Effect of external resistance on propagation of action potentials in cardiac muscle and visceral smooth muscle in PSpice simulation

Propagation of action potentials in cardiac muscle and visceral smooth muscle were simulated using the PSpice program. Excitation was transmitted from cell to cell along a strand of six cells (cardiac muscle) or ten cells (smooth muscle) not connected by low-resistance tunnels (gap-junction connexons). The entire surface membrane of each cell fired nearly simultaneously, and nearly all the propagation time was spent at the cell junctions, thus, giving a staircase-shaped propagation profile. The junctional delay time was about 0.2-0.5 msec in cardiac muscle and 2–6 msec in smooth muscle. A significant negative cleft potential develops in the narrow junctional clefts, and its magnitude depends on several factors, including the radial cleft resistance (Rjc). The cleft potential (VC) depolarizes the postjunctional membrane (post-JM) to threshold by a patch-clamp action.
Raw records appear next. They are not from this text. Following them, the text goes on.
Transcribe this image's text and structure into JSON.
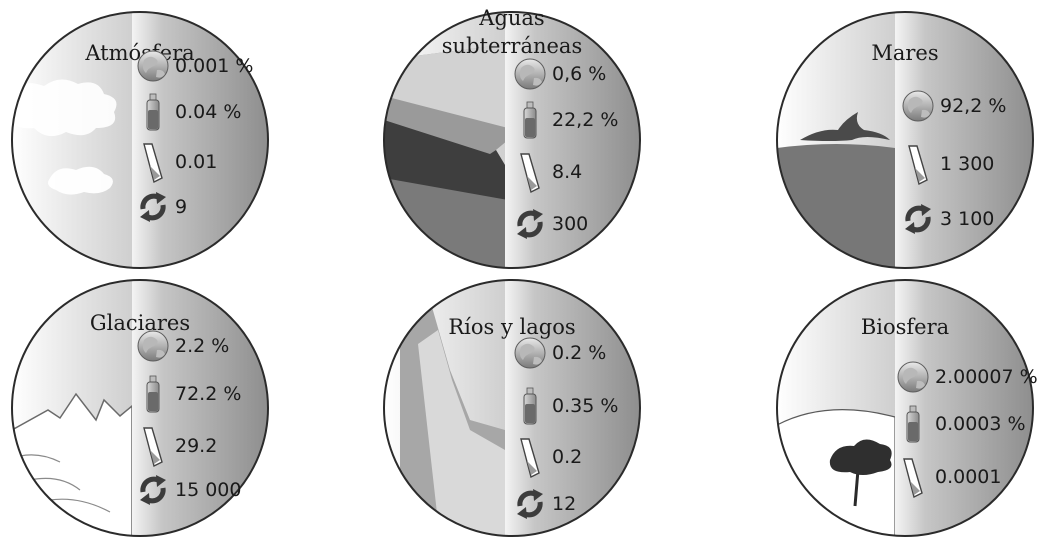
{
  "reservoirs": [
    {
      "id": "atmosfera",
      "title_lines": [
        "Atmósfera"
      ],
      "values": [
        {
          "icon": "globe-icon",
          "text": "0.001 %"
        },
        {
          "icon": "bottle-icon",
          "text": "0.04 %"
        },
        {
          "icon": "tube-icon",
          "text": "0.01"
        },
        {
          "icon": "cycle-icon",
          "text": "9"
        }
      ]
    },
    {
      "id": "aguas-subterraneas",
      "title_lines": [
        "Aguas",
        "subterráneas"
      ],
      "values": [
        {
          "icon": "globe-icon",
          "text": "0,6 %"
        },
        {
          "icon": "bottle-icon",
          "text": "22,2 %"
        },
        {
          "icon": "tube-icon",
          "text": "8.4"
        },
        {
          "icon": "cycle-icon",
          "text": "300"
        }
      ]
    },
    {
      "id": "mares",
      "title_lines": [
        "Mares"
      ],
      "values": [
        {
          "icon": "globe-icon",
          "text": "92,2 %"
        },
        {
          "icon": "tube-icon",
          "text": "1 300"
        },
        {
          "icon": "cycle-icon",
          "text": "3 100"
        }
      ]
    },
    {
      "id": "glaciares",
      "title_lines": [
        "Glaciares"
      ],
      "values": [
        {
          "icon": "globe-icon",
          "text": "2.2 %"
        },
        {
          "icon": "bottle-icon",
          "text": "72.2 %"
        },
        {
          "icon": "tube-icon",
          "text": "29.2"
        },
        {
          "icon": "cycle-icon",
          "text": "15 000"
        }
      ]
    },
    {
      "id": "rios-y-lagos",
      "title_lines": [
        "Ríos y lagos"
      ],
      "values": [
        {
          "icon": "globe-icon",
          "text": "0.2 %"
        },
        {
          "icon": "bottle-icon",
          "text": "0.35 %"
        },
        {
          "icon": "tube-icon",
          "text": "0.2"
        },
        {
          "icon": "cycle-icon",
          "text": "12"
        }
      ]
    },
    {
      "id": "biosfera",
      "title_lines": [
        "Biosfera"
      ],
      "values": [
        {
          "icon": "globe-icon",
          "text": "2.00007 %"
        },
        {
          "icon": "bottle-icon",
          "text": "0.0003 %"
        },
        {
          "icon": "tube-icon",
          "text": "0.0001"
        }
      ]
    }
  ]
}
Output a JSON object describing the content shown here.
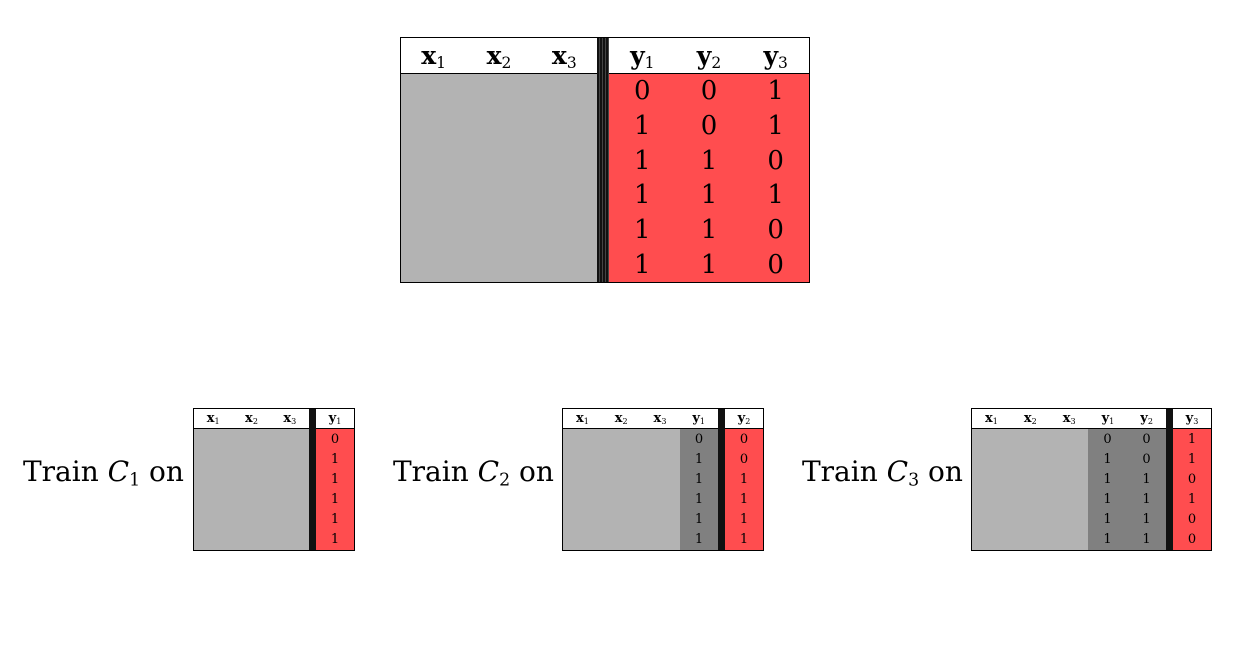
{
  "main_table": {
    "x_headers": [
      {
        "base": "x",
        "sub": "1"
      },
      {
        "base": "x",
        "sub": "2"
      },
      {
        "base": "x",
        "sub": "3"
      }
    ],
    "y_headers": [
      {
        "base": "y",
        "sub": "1"
      },
      {
        "base": "y",
        "sub": "2"
      },
      {
        "base": "y",
        "sub": "3"
      }
    ],
    "rows": [
      [
        "0",
        "0",
        "1"
      ],
      [
        "1",
        "0",
        "1"
      ],
      [
        "1",
        "1",
        "0"
      ],
      [
        "1",
        "1",
        "1"
      ],
      [
        "1",
        "1",
        "0"
      ],
      [
        "1",
        "1",
        "0"
      ]
    ]
  },
  "classifiers": [
    {
      "label_prefix": "Train ",
      "var": "C",
      "sub": "1",
      "label_suffix": " on",
      "headers": [
        {
          "base": "x",
          "sub": "1"
        },
        {
          "base": "x",
          "sub": "2"
        },
        {
          "base": "x",
          "sub": "3"
        }
      ],
      "dark_cols": [],
      "target": {
        "base": "y",
        "sub": "1",
        "values": [
          "0",
          "1",
          "1",
          "1",
          "1",
          "1"
        ]
      }
    },
    {
      "label_prefix": "Train ",
      "var": "C",
      "sub": "2",
      "label_suffix": " on",
      "headers": [
        {
          "base": "x",
          "sub": "1"
        },
        {
          "base": "x",
          "sub": "2"
        },
        {
          "base": "x",
          "sub": "3"
        },
        {
          "base": "y",
          "sub": "1"
        }
      ],
      "dark_cols": [
        [
          "0",
          "1",
          "1",
          "1",
          "1",
          "1"
        ]
      ],
      "target": {
        "base": "y",
        "sub": "2",
        "values": [
          "0",
          "0",
          "1",
          "1",
          "1",
          "1"
        ]
      }
    },
    {
      "label_prefix": "Train ",
      "var": "C",
      "sub": "3",
      "label_suffix": " on",
      "headers": [
        {
          "base": "x",
          "sub": "1"
        },
        {
          "base": "x",
          "sub": "2"
        },
        {
          "base": "x",
          "sub": "3"
        },
        {
          "base": "y",
          "sub": "1"
        },
        {
          "base": "y",
          "sub": "2"
        }
      ],
      "dark_cols": [
        [
          "0",
          "1",
          "1",
          "1",
          "1",
          "1"
        ],
        [
          "0",
          "0",
          "1",
          "1",
          "1",
          "1"
        ]
      ],
      "target": {
        "base": "y",
        "sub": "3",
        "values": [
          "1",
          "1",
          "0",
          "1",
          "0",
          "0"
        ]
      }
    }
  ],
  "colors": {
    "features": "#b3b3b3",
    "previous_labels": "#808080",
    "target": "#ff4d4f",
    "separator": "#111111"
  }
}
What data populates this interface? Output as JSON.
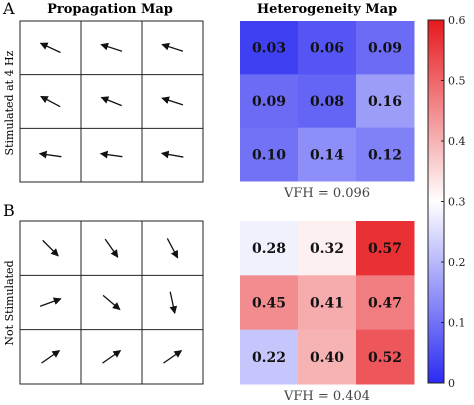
{
  "chart_data": {
    "type": "heatmap",
    "panel_labels": [
      "A",
      "B"
    ],
    "column_titles": {
      "propagation": "Propagation Map",
      "heterogeneity": "Heterogeneity Map"
    },
    "colormap": {
      "min": 0,
      "max": 0.6,
      "low_color": "#2b2bf2",
      "mid_color": "#ffffff",
      "high_color": "#e6191e",
      "ticks": [
        "0",
        "0.1",
        "0.2",
        "0.3",
        "0.4",
        "0.5",
        "0.6"
      ]
    },
    "panels": [
      {
        "row_label": "Stimulated at 4 Hz",
        "heterogeneity_values": [
          [
            0.03,
            0.06,
            0.09
          ],
          [
            0.09,
            0.08,
            0.16
          ],
          [
            0.1,
            0.14,
            0.12
          ]
        ],
        "heterogeneity_labels": [
          [
            "0.03",
            "0.06",
            "0.09"
          ],
          [
            "0.09",
            "0.08",
            "0.16"
          ],
          [
            "0.10",
            "0.14",
            "0.12"
          ]
        ],
        "arrow_angles_deg": [
          [
            155,
            162,
            162
          ],
          [
            152,
            158,
            162
          ],
          [
            172,
            172,
            170
          ]
        ],
        "vfh_text": "VFH = 0.096"
      },
      {
        "row_label": "Not Stimulated",
        "heterogeneity_values": [
          [
            0.28,
            0.32,
            0.57
          ],
          [
            0.45,
            0.41,
            0.47
          ],
          [
            0.22,
            0.4,
            0.52
          ]
        ],
        "heterogeneity_labels": [
          [
            "0.28",
            "0.32",
            "0.57"
          ],
          [
            "0.45",
            "0.41",
            "0.47"
          ],
          [
            "0.22",
            "0.40",
            "0.52"
          ]
        ],
        "arrow_angles_deg": [
          [
            -45,
            -55,
            -62
          ],
          [
            20,
            -40,
            -78
          ],
          [
            35,
            35,
            35
          ]
        ],
        "vfh_text": "VFH = 0.404"
      }
    ]
  }
}
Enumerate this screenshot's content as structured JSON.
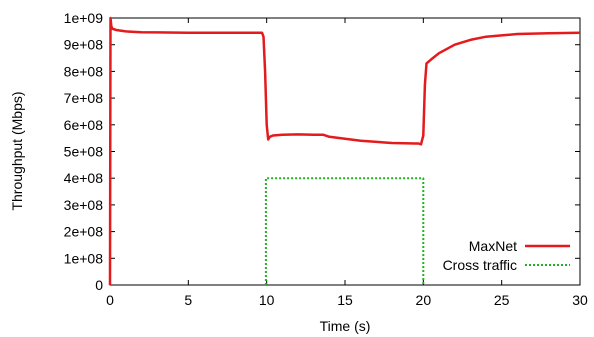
{
  "chart_data": {
    "type": "line",
    "xlabel": "Time (s)",
    "ylabel": "Throughput (Mbps)",
    "xlim": [
      0,
      30
    ],
    "ylim": [
      0,
      1000000000
    ],
    "xticks": [
      0,
      5,
      10,
      15,
      20,
      25,
      30
    ],
    "yticks": [
      0,
      100000000,
      200000000,
      300000000,
      400000000,
      500000000,
      600000000,
      700000000,
      800000000,
      900000000,
      1000000000
    ],
    "ytick_labels": [
      "0",
      "1e+08",
      "2e+08",
      "3e+08",
      "4e+08",
      "5e+08",
      "6e+08",
      "7e+08",
      "8e+08",
      "9e+08",
      "1e+09"
    ],
    "grid": false,
    "legend_position": "bottom-right",
    "series": [
      {
        "name": "MaxNet",
        "color": "#e41a1c",
        "style": "solid",
        "x": [
          0,
          0.03,
          0.08,
          0.15,
          0.4,
          1,
          2,
          3,
          5,
          7,
          9,
          9.7,
          9.8,
          9.9,
          10.0,
          10.1,
          10.2,
          10.4,
          11,
          12,
          13,
          13.6,
          14,
          16,
          18,
          19.5,
          19.7,
          19.85,
          20.0,
          20.1,
          20.2,
          20.5,
          21,
          22,
          23,
          24,
          25,
          26,
          28,
          30
        ],
        "y": [
          0,
          1000000000,
          970000000,
          960000000,
          955000000,
          950000000,
          947000000,
          946000000,
          945000000,
          945000000,
          945000000,
          945000000,
          930000000,
          800000000,
          600000000,
          545000000,
          555000000,
          560000000,
          563000000,
          564000000,
          563000000,
          563000000,
          555000000,
          540000000,
          532000000,
          530000000,
          530000000,
          527000000,
          560000000,
          750000000,
          830000000,
          845000000,
          868000000,
          900000000,
          918000000,
          930000000,
          935000000,
          940000000,
          943000000,
          945000000
        ]
      },
      {
        "name": "Cross traffic",
        "color": "#1fb41f",
        "style": "dotted",
        "x": [
          9.95,
          9.95,
          20.0,
          20.0
        ],
        "y": [
          0,
          400000000,
          400000000,
          0
        ]
      }
    ]
  }
}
Therefore, one mechanism for the transfer of excitation from one cell to the next is by the electric field (EF) that is generated in the junctional cleft when the pre-JM fires. When the external resistance (Ro) was increased over a very wide range (e.g., the radial (ror) and longitudinal (rol) components increased over 106 times) (from 1 KΩ to 1000 MΩ), propagation still occurred. At Rjc values between 5 MΩ and 40 MΩ, the propagation velocity (θ) actually increased in cardiac muscle. At lower Rjc: values (1, 0.1, 0.01MΩ), propagation was not only facilitated at high Ro values, but also enabled because partial or complete block occurred at the lower Ro values. Similar results were found for smooth muscle. These data underscore the fact that propagation, in this simulation model, does not occur by means of local-circuit current. Instead, transmission across the junctional cleft occurs by the EF in the cleft.